Page 1 of 1

Find x in log file, find url, eliminate all lines with that

Posted: Tue Apr 16, 2019 6:56 pm
by Mike Olds
Greetings,

I am trying to clean up my log files for analysis to eliminate crackers which slip by the various ways I can eliminate listings (robots, etc) and would like to create a regex that says:

Find any line containing x, identify the url from that line, and eliminate all other lines with that url.

This is orders of magnitude beyond my knowledge of regex and would appreciate any help offered.

Thanks in advance!

Posted: Wed Apr 17, 2019 5:19 am
by MudGuard
in my opinion, this can not be done using one regex.

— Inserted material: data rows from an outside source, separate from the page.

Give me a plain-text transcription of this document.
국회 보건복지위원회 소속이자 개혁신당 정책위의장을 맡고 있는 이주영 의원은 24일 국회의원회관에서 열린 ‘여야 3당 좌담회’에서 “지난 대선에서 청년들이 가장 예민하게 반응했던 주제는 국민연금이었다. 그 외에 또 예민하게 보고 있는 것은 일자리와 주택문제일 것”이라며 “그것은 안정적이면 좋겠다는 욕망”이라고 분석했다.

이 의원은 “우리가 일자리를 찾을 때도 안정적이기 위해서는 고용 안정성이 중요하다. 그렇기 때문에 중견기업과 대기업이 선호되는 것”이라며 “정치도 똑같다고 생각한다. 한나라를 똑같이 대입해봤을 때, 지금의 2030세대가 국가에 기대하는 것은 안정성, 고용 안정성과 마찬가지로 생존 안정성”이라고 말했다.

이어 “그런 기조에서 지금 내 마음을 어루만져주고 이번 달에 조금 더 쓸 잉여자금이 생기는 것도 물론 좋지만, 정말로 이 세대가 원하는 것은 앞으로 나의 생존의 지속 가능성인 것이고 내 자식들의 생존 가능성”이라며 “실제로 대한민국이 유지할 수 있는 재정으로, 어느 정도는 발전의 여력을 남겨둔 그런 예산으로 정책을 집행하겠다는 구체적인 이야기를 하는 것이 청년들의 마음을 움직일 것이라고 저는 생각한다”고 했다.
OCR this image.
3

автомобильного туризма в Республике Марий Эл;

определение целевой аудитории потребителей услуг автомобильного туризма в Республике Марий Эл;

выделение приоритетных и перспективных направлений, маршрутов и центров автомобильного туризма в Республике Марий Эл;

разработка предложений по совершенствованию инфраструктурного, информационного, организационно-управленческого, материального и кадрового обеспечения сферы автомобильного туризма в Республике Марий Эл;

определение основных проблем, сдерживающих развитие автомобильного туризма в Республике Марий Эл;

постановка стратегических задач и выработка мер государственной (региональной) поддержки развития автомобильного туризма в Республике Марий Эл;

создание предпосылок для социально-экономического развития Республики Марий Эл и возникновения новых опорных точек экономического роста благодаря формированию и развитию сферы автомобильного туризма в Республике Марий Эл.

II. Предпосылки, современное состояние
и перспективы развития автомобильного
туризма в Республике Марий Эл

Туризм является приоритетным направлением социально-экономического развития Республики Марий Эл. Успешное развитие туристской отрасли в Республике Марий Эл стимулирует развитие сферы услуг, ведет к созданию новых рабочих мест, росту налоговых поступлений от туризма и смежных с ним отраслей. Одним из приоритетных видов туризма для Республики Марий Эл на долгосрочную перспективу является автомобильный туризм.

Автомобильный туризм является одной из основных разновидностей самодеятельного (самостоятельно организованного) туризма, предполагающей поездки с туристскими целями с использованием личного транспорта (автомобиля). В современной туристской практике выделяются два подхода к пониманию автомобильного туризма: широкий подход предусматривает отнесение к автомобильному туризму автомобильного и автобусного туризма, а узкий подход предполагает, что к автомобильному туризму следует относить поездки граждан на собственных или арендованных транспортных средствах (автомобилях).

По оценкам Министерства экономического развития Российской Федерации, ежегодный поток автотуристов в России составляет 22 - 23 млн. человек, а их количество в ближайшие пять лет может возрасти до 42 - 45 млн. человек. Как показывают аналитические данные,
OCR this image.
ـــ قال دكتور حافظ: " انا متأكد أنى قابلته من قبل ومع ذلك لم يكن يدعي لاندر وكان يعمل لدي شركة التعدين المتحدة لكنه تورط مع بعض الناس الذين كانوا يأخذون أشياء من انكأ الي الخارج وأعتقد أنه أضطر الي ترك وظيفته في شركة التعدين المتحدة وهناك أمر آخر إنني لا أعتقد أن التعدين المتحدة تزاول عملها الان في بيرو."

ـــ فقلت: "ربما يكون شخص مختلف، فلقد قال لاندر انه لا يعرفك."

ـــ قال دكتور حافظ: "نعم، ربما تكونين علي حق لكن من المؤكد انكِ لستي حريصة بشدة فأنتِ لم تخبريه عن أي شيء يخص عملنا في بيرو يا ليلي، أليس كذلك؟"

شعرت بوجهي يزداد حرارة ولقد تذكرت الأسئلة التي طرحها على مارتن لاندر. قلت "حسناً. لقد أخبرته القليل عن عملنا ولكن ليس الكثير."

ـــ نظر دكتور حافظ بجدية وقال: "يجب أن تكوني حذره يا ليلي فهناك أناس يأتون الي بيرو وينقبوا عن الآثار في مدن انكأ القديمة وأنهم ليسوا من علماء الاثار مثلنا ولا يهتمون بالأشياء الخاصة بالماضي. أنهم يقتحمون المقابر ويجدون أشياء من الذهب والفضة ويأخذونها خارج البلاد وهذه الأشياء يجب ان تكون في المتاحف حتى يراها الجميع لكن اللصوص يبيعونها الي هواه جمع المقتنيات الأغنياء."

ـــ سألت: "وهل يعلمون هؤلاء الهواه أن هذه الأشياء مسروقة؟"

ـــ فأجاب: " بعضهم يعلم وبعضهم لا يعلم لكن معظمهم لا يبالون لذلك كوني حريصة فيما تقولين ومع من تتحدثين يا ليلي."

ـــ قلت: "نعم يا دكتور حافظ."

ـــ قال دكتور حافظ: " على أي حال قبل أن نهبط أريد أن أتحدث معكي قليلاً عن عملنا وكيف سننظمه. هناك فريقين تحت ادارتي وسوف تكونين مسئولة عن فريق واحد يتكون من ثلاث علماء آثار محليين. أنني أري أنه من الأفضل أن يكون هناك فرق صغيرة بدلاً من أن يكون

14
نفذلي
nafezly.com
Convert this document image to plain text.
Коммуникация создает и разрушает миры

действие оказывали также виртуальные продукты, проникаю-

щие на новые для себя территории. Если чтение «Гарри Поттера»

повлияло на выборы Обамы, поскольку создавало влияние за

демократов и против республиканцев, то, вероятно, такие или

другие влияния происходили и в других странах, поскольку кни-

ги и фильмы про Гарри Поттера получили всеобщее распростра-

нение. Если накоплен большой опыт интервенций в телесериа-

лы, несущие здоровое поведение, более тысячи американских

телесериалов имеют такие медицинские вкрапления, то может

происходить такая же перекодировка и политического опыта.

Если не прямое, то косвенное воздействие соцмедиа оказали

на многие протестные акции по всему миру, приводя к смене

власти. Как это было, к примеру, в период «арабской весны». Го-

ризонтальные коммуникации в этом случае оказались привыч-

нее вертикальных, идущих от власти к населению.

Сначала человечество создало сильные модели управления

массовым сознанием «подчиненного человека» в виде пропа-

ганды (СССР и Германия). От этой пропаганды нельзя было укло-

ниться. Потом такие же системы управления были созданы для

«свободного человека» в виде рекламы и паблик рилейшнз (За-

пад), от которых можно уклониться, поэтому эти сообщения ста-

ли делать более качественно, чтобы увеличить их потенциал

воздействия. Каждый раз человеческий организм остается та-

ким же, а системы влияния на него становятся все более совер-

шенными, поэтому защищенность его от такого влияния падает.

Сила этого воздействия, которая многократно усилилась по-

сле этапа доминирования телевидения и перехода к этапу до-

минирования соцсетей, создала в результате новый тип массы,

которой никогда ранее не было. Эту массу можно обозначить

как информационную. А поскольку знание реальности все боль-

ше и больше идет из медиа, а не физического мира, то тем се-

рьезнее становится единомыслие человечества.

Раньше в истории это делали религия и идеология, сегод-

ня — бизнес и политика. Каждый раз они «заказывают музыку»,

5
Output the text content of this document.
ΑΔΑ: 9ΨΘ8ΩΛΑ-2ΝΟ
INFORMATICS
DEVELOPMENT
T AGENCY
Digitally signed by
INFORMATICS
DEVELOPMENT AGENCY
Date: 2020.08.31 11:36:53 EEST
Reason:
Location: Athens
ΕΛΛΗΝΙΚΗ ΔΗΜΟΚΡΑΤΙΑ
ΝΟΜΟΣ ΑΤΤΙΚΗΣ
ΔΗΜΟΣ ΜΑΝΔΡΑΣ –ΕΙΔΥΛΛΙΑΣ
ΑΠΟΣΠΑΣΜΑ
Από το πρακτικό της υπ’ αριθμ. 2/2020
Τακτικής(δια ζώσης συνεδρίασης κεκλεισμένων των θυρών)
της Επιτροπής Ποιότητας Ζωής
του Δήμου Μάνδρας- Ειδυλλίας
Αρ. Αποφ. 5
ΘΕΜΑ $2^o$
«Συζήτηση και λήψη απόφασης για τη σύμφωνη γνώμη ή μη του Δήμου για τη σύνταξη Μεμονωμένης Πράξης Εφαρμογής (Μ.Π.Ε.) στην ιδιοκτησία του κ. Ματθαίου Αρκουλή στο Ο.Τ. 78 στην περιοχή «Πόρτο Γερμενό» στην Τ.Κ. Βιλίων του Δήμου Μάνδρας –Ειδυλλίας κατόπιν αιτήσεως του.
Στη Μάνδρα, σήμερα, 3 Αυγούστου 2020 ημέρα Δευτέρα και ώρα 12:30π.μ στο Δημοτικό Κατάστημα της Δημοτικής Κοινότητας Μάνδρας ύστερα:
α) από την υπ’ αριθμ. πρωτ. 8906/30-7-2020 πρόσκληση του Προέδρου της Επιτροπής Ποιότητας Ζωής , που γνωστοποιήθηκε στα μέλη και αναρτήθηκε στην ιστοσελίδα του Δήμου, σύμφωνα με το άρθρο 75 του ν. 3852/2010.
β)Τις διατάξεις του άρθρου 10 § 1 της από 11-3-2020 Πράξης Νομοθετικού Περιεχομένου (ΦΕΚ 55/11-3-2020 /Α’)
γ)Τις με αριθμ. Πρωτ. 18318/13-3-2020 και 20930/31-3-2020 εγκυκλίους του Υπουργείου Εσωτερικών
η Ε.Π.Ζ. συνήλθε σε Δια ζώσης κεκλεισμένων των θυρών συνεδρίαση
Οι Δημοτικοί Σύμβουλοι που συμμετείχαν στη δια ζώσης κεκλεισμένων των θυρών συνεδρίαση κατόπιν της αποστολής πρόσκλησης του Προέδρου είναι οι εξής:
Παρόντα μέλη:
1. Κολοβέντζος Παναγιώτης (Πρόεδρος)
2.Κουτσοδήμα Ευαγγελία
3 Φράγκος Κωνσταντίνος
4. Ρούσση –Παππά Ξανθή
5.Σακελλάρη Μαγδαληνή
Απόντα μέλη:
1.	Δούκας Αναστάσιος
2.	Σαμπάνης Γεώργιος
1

I'd probably use a perl script with roughly this algorithm:

Code: Select all

open a copy of the file for writing
open the log file for reading
while not at end of log file
  read a line
  if it contains x
    find the url in this line and remember it
  if it does not contain the url
    write the line
delete log file
rename copy to original name
Or, if you want to do it without script:

Code: Select all

load the file into textpad, 
search for x, 
select the url in the first found line 
search for the using mark all
then delete bookmarked lines

Posted: Wed Apr 17, 2019 12:18 pm
by Mike Olds
EDIT 2: A simpler way to do this is to do a sort first on the IP# (first col) and then do the search, then just delete all the other lines (now easily identifiable) from the same IP#.

EDIT: Thank you again MudGuard. I am successfully using the two=stroke regex routine.

Best,
mo


Thanks Mudguard, scripts are out for me, but I will give your regex suggestions a try and report back.